Sicuramente questo lavoro logora e impegna e ti fa spendere energie fisiche e mentali. Spesso, per stanchezza, non riusciamo più a delineare i confini, a lasciare al lavoro le tragedie umane e a lasciare a casa le frustrazioni quotidiane e tutto si mescola in un calderone ribollente di cattivi presagi. E quando non riesci più a gestire la tua vita fuori dal lavoro, cerchi di riempire i vuoti con i successi lavorativi, ma non basta mai, perchè anche quelli sono fatti della stessa pasta dei fallimenti. Tutto fa volume, ma un volume che non riempie, che non basta a tappare i buchi di recite dei figli non viste, di cene con la moglie fatte saltare, di weekend al mare bucati.

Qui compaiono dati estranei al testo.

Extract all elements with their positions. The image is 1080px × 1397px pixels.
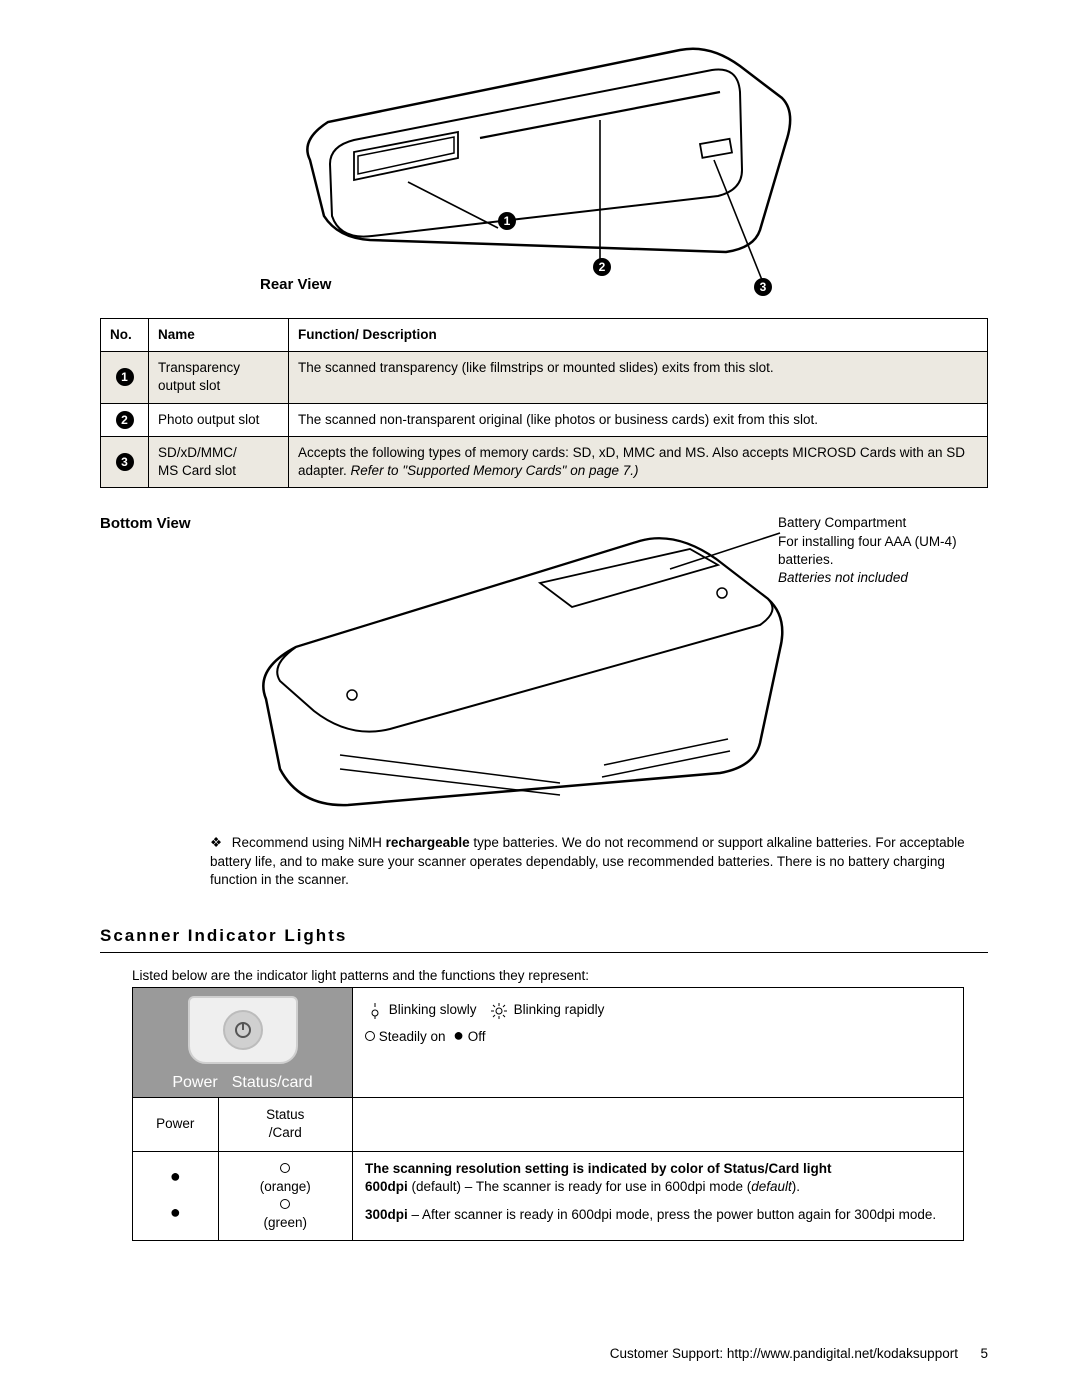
bc-line1: Battery Compartment xyxy=(778,515,906,530)
diamond-bullet-icon: ❖ xyxy=(210,834,228,852)
rear-view-label: Rear View xyxy=(260,275,331,295)
battery-recommend-note: ❖ Recommend using NiMH rechargeable type… xyxy=(210,834,988,889)
dot-open-icon xyxy=(280,1199,290,1209)
row3-desc-ref: Refer to "Supported Memory Cards" on pag… xyxy=(351,463,639,478)
callout-3-icon: 3 xyxy=(754,278,772,296)
power-button-icon xyxy=(223,1010,263,1050)
desc-600: 600dpi xyxy=(365,1179,408,1194)
hdr-status: Status /Card xyxy=(218,1098,352,1151)
battery-compartment-note: Battery Compartment For installing four … xyxy=(778,514,998,587)
dot-filled-icon: ● xyxy=(170,1202,181,1222)
legend-status-label: Status/card xyxy=(232,1072,313,1094)
dot-filled-icon: ● xyxy=(170,1166,181,1186)
lights-header-row: Power Status /Card xyxy=(133,1098,964,1151)
section-rule xyxy=(100,952,988,953)
legend-steady: Steadily on xyxy=(379,1029,446,1044)
th-func: Function/ Description xyxy=(289,319,988,352)
desc-300: 300dpi xyxy=(365,1207,408,1222)
callout-2-icon: 2 xyxy=(593,258,611,276)
note-bold: rechargeable xyxy=(386,835,470,850)
blink-slow-icon xyxy=(365,1003,385,1019)
desc-600-mid: (default) – The scanner is ready for use… xyxy=(408,1179,751,1194)
row2-name: Photo output slot xyxy=(149,403,289,436)
row2-desc: The scanned non-transparent original (li… xyxy=(289,403,988,436)
desc-line1: The scanning resolution setting is indic… xyxy=(365,1161,832,1176)
rear-view-drawing xyxy=(280,40,800,300)
desc-300-rest: – After scanner is ready in 600dpi mode,… xyxy=(408,1207,936,1222)
desc-default-ital: default xyxy=(751,1179,792,1194)
note-pre: Recommend using NiMH xyxy=(232,835,386,850)
callout-1-icon: 1 xyxy=(498,212,516,230)
status-orange: (orange) xyxy=(260,1179,311,1194)
footer-support: Customer Support: http://www.pandigital.… xyxy=(610,1346,958,1361)
row1-num-icon: 1 xyxy=(116,368,134,386)
legend-blink-fast: Blinking rapidly xyxy=(514,1002,605,1017)
row1-desc: The scanned transparency (like filmstrip… xyxy=(289,352,988,403)
bc-line2: For installing four AAA (UM-4) batteries… xyxy=(778,534,957,567)
legend-blink-slow: Blinking slowly xyxy=(389,1002,477,1017)
row1-name: Transparency output slot xyxy=(149,352,289,403)
legend-key: Blinking slowly Blinking rapidly Steadil… xyxy=(353,988,964,1098)
desc-600-end: ). xyxy=(792,1179,800,1194)
bottom-view-label: Bottom View xyxy=(100,514,191,534)
th-name: Name xyxy=(149,319,289,352)
row3-name: SD/xD/MMC/ MS Card slot xyxy=(149,436,289,487)
bottom-view-drawing xyxy=(240,529,800,819)
lights-desc: The scanning resolution setting is indic… xyxy=(353,1151,964,1241)
table-row: 2 Photo output slot The scanned non-tran… xyxy=(101,403,988,436)
lights-intro: Listed below are the indicator light pat… xyxy=(132,967,988,985)
legend-image-cell: Power Status/card xyxy=(133,988,353,1098)
row3-num-icon: 3 xyxy=(116,453,134,471)
rear-view-table: No. Name Function/ Description 1 Transpa… xyxy=(100,318,988,488)
footer-page-number: 5 xyxy=(980,1346,988,1361)
hdr-power: Power xyxy=(133,1098,219,1151)
blink-fast-icon xyxy=(488,1003,510,1019)
legend-power-label: Power xyxy=(172,1072,217,1094)
scanner-top-panel-icon xyxy=(188,996,298,1064)
row2-num-icon: 2 xyxy=(116,411,134,429)
rear-view-figure: 1 2 3 Rear View xyxy=(100,40,988,300)
lights-data-row: ● ● (orange) (green) The scanning resolu… xyxy=(133,1151,964,1241)
status-green: (green) xyxy=(264,1215,308,1230)
indicator-lights-table: Power Status/card Blinking slowly Blinki… xyxy=(132,987,964,1241)
bottom-view-figure: Bottom View Battery Compartment For inst… xyxy=(100,514,988,824)
page-footer: Customer Support: http://www.pandigital.… xyxy=(610,1345,988,1363)
table-row: 1 Transparency output slot The scanned t… xyxy=(101,352,988,403)
dot-open-icon xyxy=(280,1163,290,1173)
legend-off: Off xyxy=(468,1029,486,1044)
steady-on-icon xyxy=(365,1031,375,1041)
row3-desc: Accepts the following types of memory ca… xyxy=(289,436,988,487)
section-title: Scanner Indicator Lights xyxy=(100,925,988,948)
table-row: 3 SD/xD/MMC/ MS Card slot Accepts the fo… xyxy=(101,436,988,487)
th-no: No. xyxy=(101,319,149,352)
off-icon: ● xyxy=(453,1025,464,1045)
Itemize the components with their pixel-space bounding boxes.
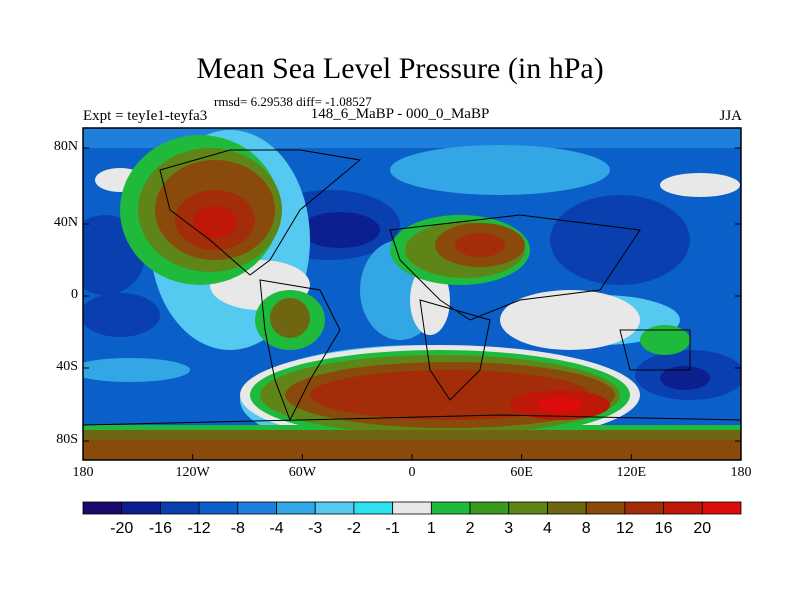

Così alla fine qualcuno scoppia e si mette a urlare in ambulatorio e viene sottoposto a un TSO, qualcun altro tenta di ammazzarsi, qualcuno resta semplicemente fermo e accasciato come un sacco vuoto, anzi, come un sacco pieno di niente.
Io sono fortunata, io ci sono andata vicina, ma vicina tanto così, però ho molte frecce al mio arco e le ho usate tutte.
Innanzi tutto mio marito fa lo stesso lavoro, che sembrerà banale, ma non lo è. Se io, alle 20 di sera chiamo e dico: “Non so quando torno, arrangiati per cena, forse dormo qui perchè siamo nella merda” mi sento rispondere “Ok”. Perchè settimana prossima potrebbe succedere a lui e la risposta sarebbe la stessa. Questa complicità è molto difficile da ottenere da chi non fa questo lavoro. E’ possibile, ma molto difficile.
Io ho anche un’arma segreta, si chiama relazioni. Al di fuori di lavoro e famiglia ho tanti amici, distanti e che fanno lavori assai diversi.
Ebbene, io scappo.
Quando la pressione sale troppo e lavoro e casa si mescolano e si potenziano, io scappo. Fosse per un giorno o solo per qualche ora, io salgo in macchina, metto dei chilometri di distanza e mi vado a far curare. E’ una terapia fatta di chiacchiere ben lontane dal mio lavoro, fatta di cene dove nessuno muore, dove nessuno ha bisogno di me. Io medico malato mi faccio curare con dolcezza e piccole attenzioni. Poi riparto e, come arrivata, sparisco e mi ributto nella mischia.
Perchè a me piace. Mi piace essere mamma, moglie e anestesista, solo che ogni tanto è difficile e pesante e allora vado a farmi curare da chi medico non è per voi, ma per me. Oh, sì, solo per me.